LYFORD — For the second time in nearly four months, federal agents have raided one of the city’s largest game rooms.
Agents with U.S. Department of Homeland Security Investigations seized about 400 eight-liner machines and their motherboards late Thursday afternoon.
The raid hit the El Toro game room, one of the largest of the city’s four eight-liner arcades, Willacy County Sheriff Larry Spence said Friday.
Spence said agents, working with his department and other agencies, also raided a nearby business which exchanges game room winners’ silver tokens for cash, along with Brittany’s Boutique in Raymondville, which also exchanges tokens for cash.
An undercover operation led agents to raid the game room, Spence said.
“It was raided because of gambling — paying off illegally,” he said.
Spence said agents detained six game room workers, who were taken to a Harlingen office.
“They were taken in for follow-up investigations and interviews,” he said.
The federal raid marked the second since October on the big eight-liner arcade.
Stanley Gonzales, who has pushed to drive game rooms from the county dubbed by some as “Little Las Vegas,” said he welcomes the federal push to shut down the game room.
“I’m pleased law enforcement is continuing to take action,” Gonzales, a retired college instructor who lives just outside Lyford, said.
In San Antonio, Nina Pruneda, a spokeswoman for Homeland Security Investigations, said Friday afternoon she could not speak to the media as a result of the federal government shutdown.
Why El Toro?
Questions surround the second federal raid on the game room.
Agents have not disclosed the reason they have targeted the game room in this rural county that is currently home to about eight game rooms from Sebastian to Lasara, Spence said.
Police Chief Andres Maldonado said agents also have not disclosed whether arrests were made as a result of the raid.
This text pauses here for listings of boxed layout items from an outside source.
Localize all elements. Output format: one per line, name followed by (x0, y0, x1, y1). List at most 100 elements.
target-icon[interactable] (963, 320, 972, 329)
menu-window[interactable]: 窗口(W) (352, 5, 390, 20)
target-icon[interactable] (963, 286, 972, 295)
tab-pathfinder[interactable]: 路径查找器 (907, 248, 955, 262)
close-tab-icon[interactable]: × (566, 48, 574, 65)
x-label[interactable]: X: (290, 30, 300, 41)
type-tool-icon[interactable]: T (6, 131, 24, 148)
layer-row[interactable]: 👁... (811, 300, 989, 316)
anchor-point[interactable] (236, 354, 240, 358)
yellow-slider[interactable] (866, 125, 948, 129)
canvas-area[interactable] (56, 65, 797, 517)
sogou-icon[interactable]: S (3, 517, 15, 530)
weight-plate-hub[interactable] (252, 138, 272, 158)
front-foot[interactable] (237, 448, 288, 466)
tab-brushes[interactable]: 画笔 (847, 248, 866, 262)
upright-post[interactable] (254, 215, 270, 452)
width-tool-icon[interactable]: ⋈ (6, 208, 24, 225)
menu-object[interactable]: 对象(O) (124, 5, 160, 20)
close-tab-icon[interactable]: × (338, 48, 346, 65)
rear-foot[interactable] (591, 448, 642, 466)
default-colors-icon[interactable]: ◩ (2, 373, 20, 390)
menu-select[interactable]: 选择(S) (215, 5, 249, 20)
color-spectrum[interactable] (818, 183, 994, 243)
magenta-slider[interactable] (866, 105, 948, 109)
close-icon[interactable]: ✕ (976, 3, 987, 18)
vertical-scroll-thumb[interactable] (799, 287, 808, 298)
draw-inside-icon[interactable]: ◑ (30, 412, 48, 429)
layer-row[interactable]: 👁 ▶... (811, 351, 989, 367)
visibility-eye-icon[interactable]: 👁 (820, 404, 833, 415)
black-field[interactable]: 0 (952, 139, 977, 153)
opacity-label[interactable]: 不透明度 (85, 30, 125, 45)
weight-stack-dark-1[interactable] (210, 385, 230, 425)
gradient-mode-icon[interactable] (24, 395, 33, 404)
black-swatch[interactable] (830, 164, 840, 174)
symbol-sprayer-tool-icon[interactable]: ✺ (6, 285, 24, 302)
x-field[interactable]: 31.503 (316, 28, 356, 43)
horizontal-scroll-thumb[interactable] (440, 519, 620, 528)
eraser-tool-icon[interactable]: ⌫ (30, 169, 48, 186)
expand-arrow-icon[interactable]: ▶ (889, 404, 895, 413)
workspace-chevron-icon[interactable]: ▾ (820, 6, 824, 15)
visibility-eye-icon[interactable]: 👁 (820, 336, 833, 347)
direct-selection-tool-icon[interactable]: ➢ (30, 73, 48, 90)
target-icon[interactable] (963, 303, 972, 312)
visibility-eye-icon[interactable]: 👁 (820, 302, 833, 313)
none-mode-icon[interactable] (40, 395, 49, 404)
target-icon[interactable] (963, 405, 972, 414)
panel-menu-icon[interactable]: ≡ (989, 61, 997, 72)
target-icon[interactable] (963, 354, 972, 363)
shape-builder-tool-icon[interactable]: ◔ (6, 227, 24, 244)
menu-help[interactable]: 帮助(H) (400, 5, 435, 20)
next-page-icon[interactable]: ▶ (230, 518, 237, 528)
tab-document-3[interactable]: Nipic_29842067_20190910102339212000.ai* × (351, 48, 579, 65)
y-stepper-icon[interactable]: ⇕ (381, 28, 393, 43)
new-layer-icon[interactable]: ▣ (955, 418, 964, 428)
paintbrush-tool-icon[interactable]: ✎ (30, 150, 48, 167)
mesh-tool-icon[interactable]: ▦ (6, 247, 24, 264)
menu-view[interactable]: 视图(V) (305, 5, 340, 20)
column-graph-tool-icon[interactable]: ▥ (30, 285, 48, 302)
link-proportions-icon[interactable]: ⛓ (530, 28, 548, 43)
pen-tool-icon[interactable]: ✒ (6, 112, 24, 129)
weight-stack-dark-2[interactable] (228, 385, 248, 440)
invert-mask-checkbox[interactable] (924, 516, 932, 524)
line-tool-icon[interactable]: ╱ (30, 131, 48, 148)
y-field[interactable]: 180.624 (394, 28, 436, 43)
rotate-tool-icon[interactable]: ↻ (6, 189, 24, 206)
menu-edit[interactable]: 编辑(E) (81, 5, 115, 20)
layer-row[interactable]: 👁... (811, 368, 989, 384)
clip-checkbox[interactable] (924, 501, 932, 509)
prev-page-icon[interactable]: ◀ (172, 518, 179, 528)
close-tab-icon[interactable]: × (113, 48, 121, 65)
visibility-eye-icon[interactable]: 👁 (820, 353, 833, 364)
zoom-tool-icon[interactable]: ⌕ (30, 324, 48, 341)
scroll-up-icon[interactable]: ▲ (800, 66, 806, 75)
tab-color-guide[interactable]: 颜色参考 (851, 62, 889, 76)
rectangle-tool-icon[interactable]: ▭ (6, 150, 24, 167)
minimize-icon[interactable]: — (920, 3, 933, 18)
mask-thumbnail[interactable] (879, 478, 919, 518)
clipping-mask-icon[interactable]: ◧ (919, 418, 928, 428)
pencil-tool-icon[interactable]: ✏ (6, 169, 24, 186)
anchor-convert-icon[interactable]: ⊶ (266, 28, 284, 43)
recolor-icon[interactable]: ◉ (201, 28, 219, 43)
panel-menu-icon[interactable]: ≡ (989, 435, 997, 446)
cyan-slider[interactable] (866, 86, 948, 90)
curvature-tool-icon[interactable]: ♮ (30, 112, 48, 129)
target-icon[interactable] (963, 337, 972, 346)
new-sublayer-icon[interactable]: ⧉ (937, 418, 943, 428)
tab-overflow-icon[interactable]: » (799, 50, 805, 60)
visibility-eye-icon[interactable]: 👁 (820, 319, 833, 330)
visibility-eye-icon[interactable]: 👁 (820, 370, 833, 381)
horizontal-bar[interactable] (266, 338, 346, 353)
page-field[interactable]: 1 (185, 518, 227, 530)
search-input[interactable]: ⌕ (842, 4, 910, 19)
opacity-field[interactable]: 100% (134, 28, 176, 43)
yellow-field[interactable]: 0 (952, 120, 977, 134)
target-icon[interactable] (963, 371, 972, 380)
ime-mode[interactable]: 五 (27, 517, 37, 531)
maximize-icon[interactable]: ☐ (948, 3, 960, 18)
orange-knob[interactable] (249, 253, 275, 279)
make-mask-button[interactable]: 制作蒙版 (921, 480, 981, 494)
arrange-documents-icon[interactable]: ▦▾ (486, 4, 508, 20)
Since the October raid, some of El Toro’s popularity has worn off, Spence said.
For years, El Toro had stood as one of the county’s largest game operations.
In the past few years, local law enforcement agencies had raided El Toro twice, Spence has said.
“It has been in the past because of the number of machines but activity has dropped since the last one,” Spence said, referring to October’s raid.
However, players continue to drive into town to try their luck at the city’s three other game rooms, Maldonado said.
“They’re packed, mostly during weekends,” he said.
Maldonado said he is keeping an eye on the city’s other game rooms — The Wagon Wheel, the Sizzling 7s and the Great Eagle.
About 80 percent of players drive in from out of town, he said.
“We monitor the traffic that goes in and out of there,” he said.
Sebastian game rooms
For years, authorities have worked to crack down on the county’s game rooms.
Early last year, county commissioners approved a tough new ordinance that led eight game rooms to shut down in Sebastian.
However, four of those game rooms reopened after a judge granted their requests for temporary restraining orders last August.
Like Gonzales, many Sebastian residents continue to wait for a court date.
“It’s kind of dragging its feet,” Gonzales said.
Friday, the district clerk’s office could not be reached to determine whether a court date has been set because of telephone problems at the county administration building.